La seguí por el sendero del bosque pero conforme entramos en este su paso se redujo debido a que los zapatos que llevaba los tenía desgastados y el camino pedregoso y con relieve le hacia daños en los pies. Yo también tuve que aminorar mi paso debido a que el cansancio me estaba haciendo mella y pronto llegaría a la fatiga. La chica llegó al final del camino donde surgía una encrucijada de tres caminos, uno de ellos más estrecho y anegado por un mayor número de plantas silvestres como si la gente apenas pasara por allí a menudo. Cuando la vi escoger este camino para seguir adelante paré en seco mi pies, recordaba a donde daba aquel sendero así que elegí tomar un atajo por el cuál podría ir más tranquilo y a la misma vez llegar antes que ella; además así ella creería que ya no la seguía.
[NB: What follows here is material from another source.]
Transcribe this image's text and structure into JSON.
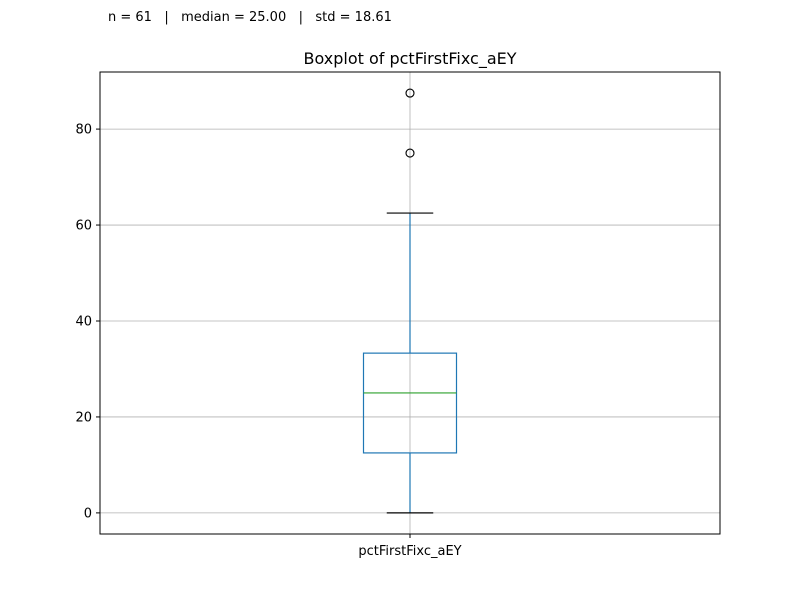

Resulta que cuando era pequeño solía ir con mi madre y hermano a un claro del bosque donde había un pequeño lago sobre el que se vertían las aguas de un río, este estaba rodeado por árboles y flores e todo tipo, mi madre solía sentase bajo la sombra de algún árbol y allí se quedaba disfrutando de aquel paraje natural mientras que yo y mi hermano jugábamos y nos bañábamos en la orilla del lago. Tomé el atajo a través del espeso bosque, sorteando los árboles y troncos caídos que me encontraba por el suelo con mucho cuidado para no caer, mientras tanto rezaba porque hubiera seguido del frente hacia el claro y no se hubiera desviado más de la cuenta. De repente escuche un grito, después se hizo el silencio y mi corazón comenzó a latir alteradamente y pude sentir cada pulsación por todas mis extremidades. Nuevamente volví a escuchar otros gritos, todos venían del mismo lugar y de la misma persona, una mujer, pero cada uno de los gritos sonaban más angustioso que el anterior. Lo primero que se me pasó por la cabeza fue que la chica podría estar en peligro y si no era ella debía de ser otra mujer, así que salí corriendo a toda carrera en dirección hacia el lugar del que yo pensaba que provenía las las angustiosas quejas. Y fue entonces al llegar cerca del sendero por donde ella había tomado antes cuando la vi a ella y a un hombre, este le acariciaba sus senos y le rasgaba el vestido con una navaja que portaba el la única mano que le quedaba; la otra extremidad posiblemente la perdió por robar y al cicatrizar se le quedo un feo muñón. Al ver lo que aquel hombre le intentaba hacer a la muchacha mientras esta forzaba para liberarse y poder escapar hizo que me hirviera la sangre.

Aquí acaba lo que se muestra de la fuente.